Some of the print statements I added with like this:

  const mocked = mock(Foo)
  const foo = instance(mocked)
  console.log(`Got a foo: ${foo}`)

Imagine my surprise when I got this:

  Got a foo: null

When I saw this I figured I had put the wrong thing in the expression, so I checked but it was right. I was in the middle of trying to figure out why #191 was not working so I actually had the thought "wow, they figured out how to attach a mock to a null value. That's kinda cool" and then I went on.

At some point I realized that you couldn't have added methods to null (this was on day 2, I was tired and distracted by the other problem) so I started adding print statements to Mock.js and found that there was an actual object but by the time it got to my code it was null. It wasn't my main problem, so I ignored it again.

Eventually, I added a print statement to Mock.js/ts that displayed the name of the property being retrieved from the mock Proxy and I saw this:

  name = 'Symbol(Symbol.toPrimitive)'

I thought that was strange so I looked it up and...Doh!...there it was. Of course, the object I got wasn't null, we were retrieving the Symbol.toPrimitive value from the mock, which was mocked, so we got a weird answer back (in this case null).

So I added Symbol(Symbol.toPrimitive) to the list of names I had for #191 and suddenly my print statements were displaying [object Object] like they should, Huzzah!

So I propose that Symbol(Symbol.toPrimitive) be in the defaulted list in #192 (assuming that #192 is accepted) so that anyone following won't get the same weird null value when printing a mock for a debug statement. It's not really important, but it did slow me down in debugging #191.

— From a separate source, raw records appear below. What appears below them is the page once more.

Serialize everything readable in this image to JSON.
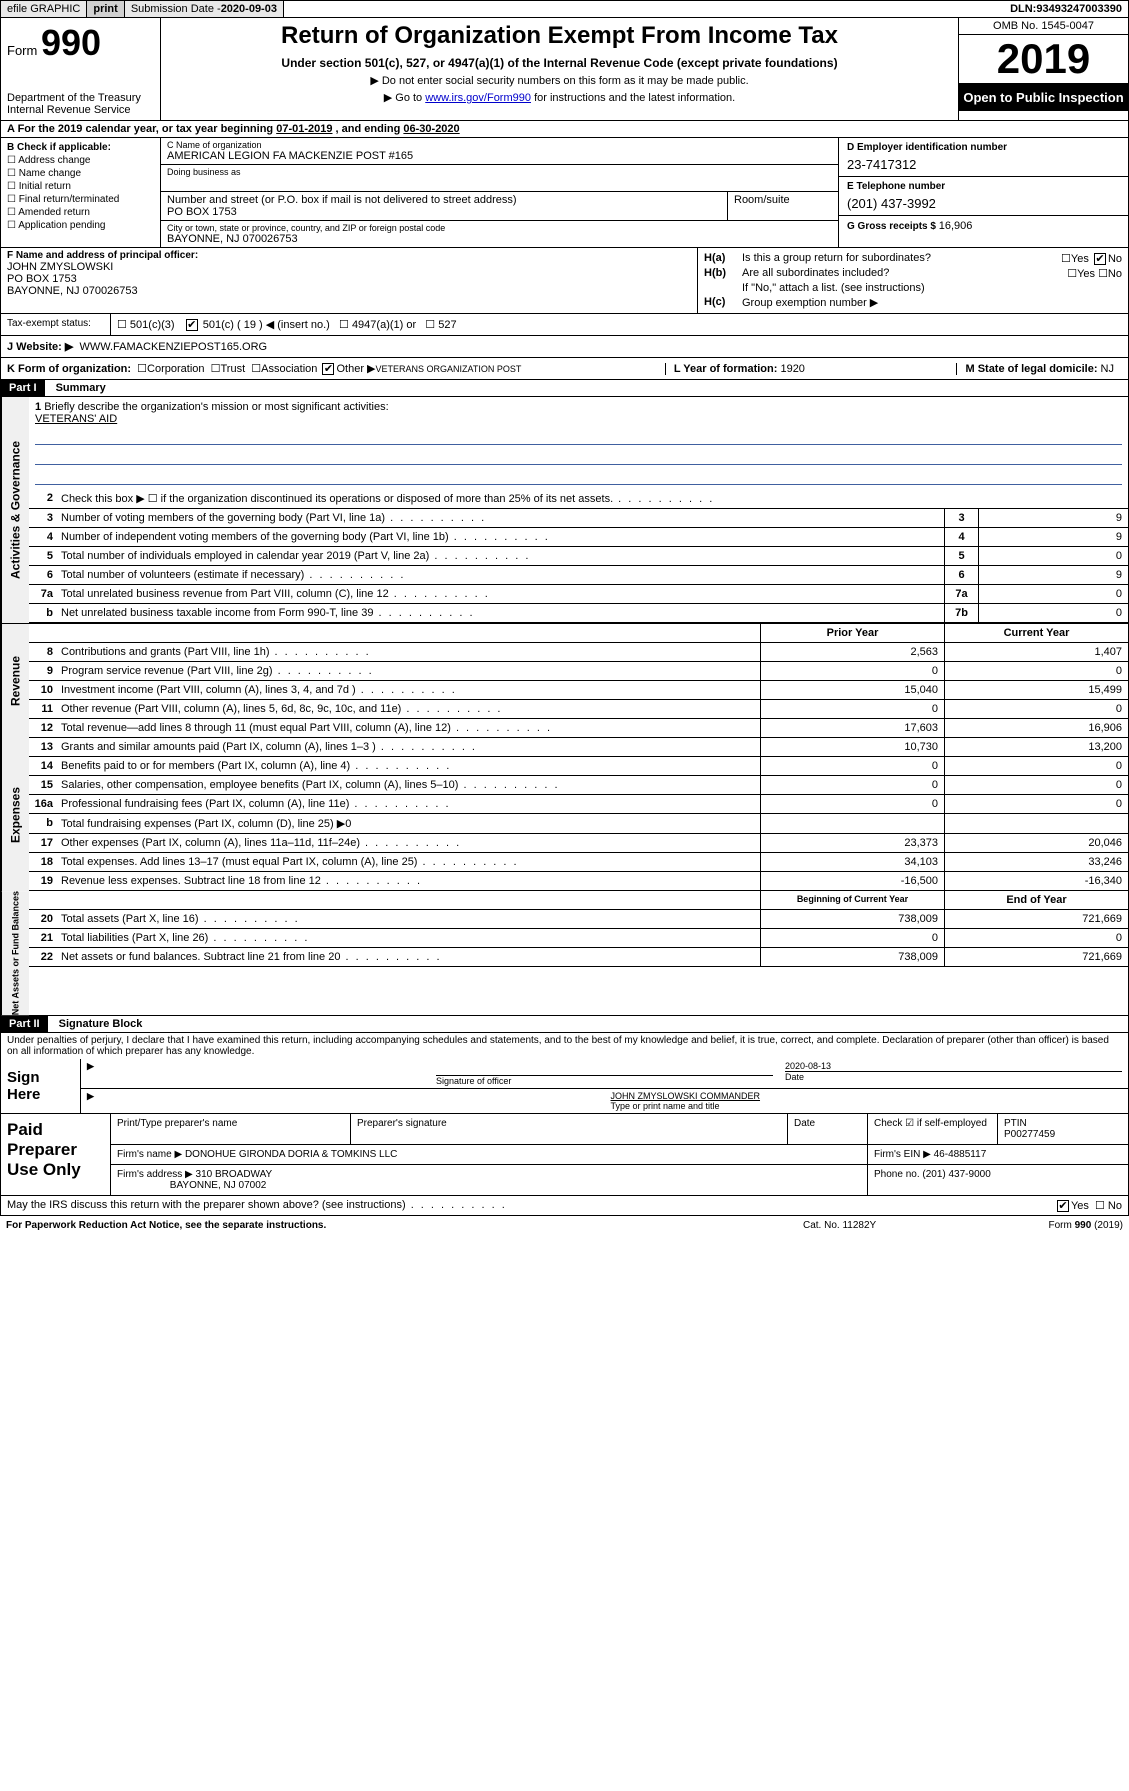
{
  "topbar": {
    "efile": "efile GRAPHIC",
    "print": "print",
    "subdate_label": "Submission Date - ",
    "subdate": "2020-09-03",
    "dln_label": "DLN: ",
    "dln": "93493247003390"
  },
  "header": {
    "form_label": "Form",
    "form_num": "990",
    "dept": "Department of the Treasury\nInternal Revenue Service",
    "title": "Return of Organization Exempt From Income Tax",
    "sub1": "Under section 501(c), 527, or 4947(a)(1) of the Internal Revenue Code (except private foundations)",
    "sub2": "▶ Do not enter social security numbers on this form as it may be made public.",
    "sub3_pre": "▶ Go to ",
    "sub3_link": "www.irs.gov/Form990",
    "sub3_post": " for instructions and the latest information.",
    "omb": "OMB No. 1545-0047",
    "year": "2019",
    "open": "Open to Public Inspection"
  },
  "period": {
    "text": "A For the 2019 calendar year, or tax year beginning ",
    "begin": "07-01-2019",
    "mid": " , and ending ",
    "end": "06-30-2020"
  },
  "checkif": {
    "label": "B Check if applicable:",
    "opts": [
      "Address change",
      "Name change",
      "Initial return",
      "Final return/terminated",
      "Amended return",
      "Application pending"
    ]
  },
  "entity": {
    "name_label": "C Name of organization",
    "name": "AMERICAN LEGION FA MACKENZIE POST #165",
    "dba_label": "Doing business as",
    "addr_label": "Number and street (or P.O. box if mail is not delivered to street address)",
    "room_label": "Room/suite",
    "addr": "PO BOX 1753",
    "city_label": "City or town, state or province, country, and ZIP or foreign postal code",
    "city": "BAYONNE, NJ  070026753"
  },
  "ein": {
    "label": "D Employer identification number",
    "value": "23-7417312"
  },
  "tel": {
    "label": "E Telephone number",
    "value": "(201) 437-3992"
  },
  "gross": {
    "label": "G Gross receipts $ ",
    "value": "16,906"
  },
  "officer": {
    "label": "F  Name and address of principal officer:",
    "name": "JOHN ZMYSLOWSKI",
    "addr1": "PO BOX 1753",
    "addr2": "BAYONNE, NJ  070026753"
  },
  "h": {
    "ha": "Is this a group return for subordinates?",
    "ha_yes": "Yes",
    "ha_no": "No",
    "hb": "Are all subordinates included?",
    "hb_note": "If \"No,\" attach a list. (see instructions)",
    "hc": "Group exemption number ▶"
  },
  "taxexempt": {
    "label": "Tax-exempt status:",
    "c19": "501(c) ( 19 ) ◀ (insert no.)",
    "o1": "501(c)(3)",
    "o2": "4947(a)(1) or",
    "o3": "527"
  },
  "website": {
    "label": "J  Website: ▶",
    "value": "WWW.FAMACKENZIEPOST165.ORG"
  },
  "k": {
    "label": "K Form of organization:",
    "opts": [
      "Corporation",
      "Trust",
      "Association"
    ],
    "other_label": "Other ▶",
    "other": "VETERANS ORGANIZATION POST",
    "l_label": "L Year of formation: ",
    "l_val": "1920",
    "m_label": "M State of legal domicile: ",
    "m_val": "NJ"
  },
  "part1": {
    "hdr": "Part I",
    "title": "Summary"
  },
  "mission": {
    "num": "1",
    "label": "Briefly describe the organization's mission or most significant activities:",
    "text": "VETERANS' AID"
  },
  "gov_rows": [
    {
      "n": "2",
      "t": "Check this box ▶ ☐  if the organization discontinued its operations or disposed of more than 25% of its net assets."
    },
    {
      "n": "3",
      "t": "Number of voting members of the governing body (Part VI, line 1a)",
      "box": "3",
      "v": "9"
    },
    {
      "n": "4",
      "t": "Number of independent voting members of the governing body (Part VI, line 1b)",
      "box": "4",
      "v": "9"
    },
    {
      "n": "5",
      "t": "Total number of individuals employed in calendar year 2019 (Part V, line 2a)",
      "box": "5",
      "v": "0"
    },
    {
      "n": "6",
      "t": "Total number of volunteers (estimate if necessary)",
      "box": "6",
      "v": "9"
    },
    {
      "n": "7a",
      "t": "Total unrelated business revenue from Part VIII, column (C), line 12",
      "box": "7a",
      "v": "0"
    },
    {
      "n": "b",
      "t": "Net unrelated business taxable income from Form 990-T, line 39",
      "box": "7b",
      "v": "0"
    }
  ],
  "col_hdr": {
    "prior": "Prior Year",
    "current": "Current Year"
  },
  "rev_rows": [
    {
      "n": "8",
      "t": "Contributions and grants (Part VIII, line 1h)",
      "p": "2,563",
      "c": "1,407"
    },
    {
      "n": "9",
      "t": "Program service revenue (Part VIII, line 2g)",
      "p": "0",
      "c": "0"
    },
    {
      "n": "10",
      "t": "Investment income (Part VIII, column (A), lines 3, 4, and 7d )",
      "p": "15,040",
      "c": "15,499"
    },
    {
      "n": "11",
      "t": "Other revenue (Part VIII, column (A), lines 5, 6d, 8c, 9c, 10c, and 11e)",
      "p": "0",
      "c": "0"
    },
    {
      "n": "12",
      "t": "Total revenue—add lines 8 through 11 (must equal Part VIII, column (A), line 12)",
      "p": "17,603",
      "c": "16,906"
    }
  ],
  "exp_rows": [
    {
      "n": "13",
      "t": "Grants and similar amounts paid (Part IX, column (A), lines 1–3 )",
      "p": "10,730",
      "c": "13,200"
    },
    {
      "n": "14",
      "t": "Benefits paid to or for members (Part IX, column (A), line 4)",
      "p": "0",
      "c": "0"
    },
    {
      "n": "15",
      "t": "Salaries, other compensation, employee benefits (Part IX, column (A), lines 5–10)",
      "p": "0",
      "c": "0"
    },
    {
      "n": "16a",
      "t": "Professional fundraising fees (Part IX, column (A), line 11e)",
      "p": "0",
      "c": "0"
    },
    {
      "n": "b",
      "t": "Total fundraising expenses (Part IX, column (D), line 25) ▶0",
      "shade": true
    },
    {
      "n": "17",
      "t": "Other expenses (Part IX, column (A), lines 11a–11d, 11f–24e)",
      "p": "23,373",
      "c": "20,046"
    },
    {
      "n": "18",
      "t": "Total expenses. Add lines 13–17 (must equal Part IX, column (A), line 25)",
      "p": "34,103",
      "c": "33,246"
    },
    {
      "n": "19",
      "t": "Revenue less expenses. Subtract line 18 from line 12",
      "p": "-16,500",
      "c": "-16,340"
    }
  ],
  "na_hdr": {
    "begin": "Beginning of Current Year",
    "end": "End of Year"
  },
  "na_rows": [
    {
      "n": "20",
      "t": "Total assets (Part X, line 16)",
      "p": "738,009",
      "c": "721,669"
    },
    {
      "n": "21",
      "t": "Total liabilities (Part X, line 26)",
      "p": "0",
      "c": "0"
    },
    {
      "n": "22",
      "t": "Net assets or fund balances. Subtract line 21 from line 20",
      "p": "738,009",
      "c": "721,669"
    }
  ],
  "sidelabels": {
    "gov": "Activities & Governance",
    "rev": "Revenue",
    "exp": "Expenses",
    "na": "Net Assets or Fund Balances"
  },
  "part2": {
    "hdr": "Part II",
    "title": "Signature Block"
  },
  "perjury": "Under penalties of perjury, I declare that I have examined this return, including accompanying schedules and statements, and to the best of my knowledge and belief, it is true, correct, and complete. Declaration of preparer (other than officer) is based on all information of which preparer has any knowledge.",
  "sign": {
    "here": "Sign Here",
    "sig_label": "Signature of officer",
    "date_label": "Date",
    "date": "2020-08-13",
    "name": "JOHN ZMYSLOWSKI COMMANDER",
    "name_label": "Type or print name and title"
  },
  "prep": {
    "label": "Paid Preparer Use Only",
    "h1": "Print/Type preparer's name",
    "h2": "Preparer's signature",
    "h3": "Date",
    "h4": "Check ☑ if self-employed",
    "ptin_label": "PTIN",
    "ptin": "P00277459",
    "firm_label": "Firm's name   ▶",
    "firm": "DONOHUE GIRONDA DORIA & TOMKINS LLC",
    "ein_label": "Firm's EIN ▶ ",
    "ein": "46-4885117",
    "addr_label": "Firm's address ▶",
    "addr": "310 BROADWAY",
    "addr2": "BAYONNE, NJ  07002",
    "phone_label": "Phone no. ",
    "phone": "(201) 437-9000"
  },
  "discuss": "May the IRS discuss this return with the preparer shown above? (see instructions)",
  "footer": {
    "pra": "For Paperwork Reduction Act Notice, see the separate instructions.",
    "cat": "Cat. No. 11282Y",
    "form": "Form 990 (2019)"
  }
}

NagRock commented 4 years ago

Hey, with this code:

  const mocked = mock(Foo)
  const foo = instance(mocked)
  console.log(`Got a foo: ${foo}`)

I get:

function () {
                var args = [];
...
...
...

Not the null

jlkeesey commented 4 years ago

You know, I wrote this wrong. Doh! This only happens when it's an interface so the first line of the example should have been:

const mocked = mock<Foo>()

Sorry about that. I was trying to do two things at the same time.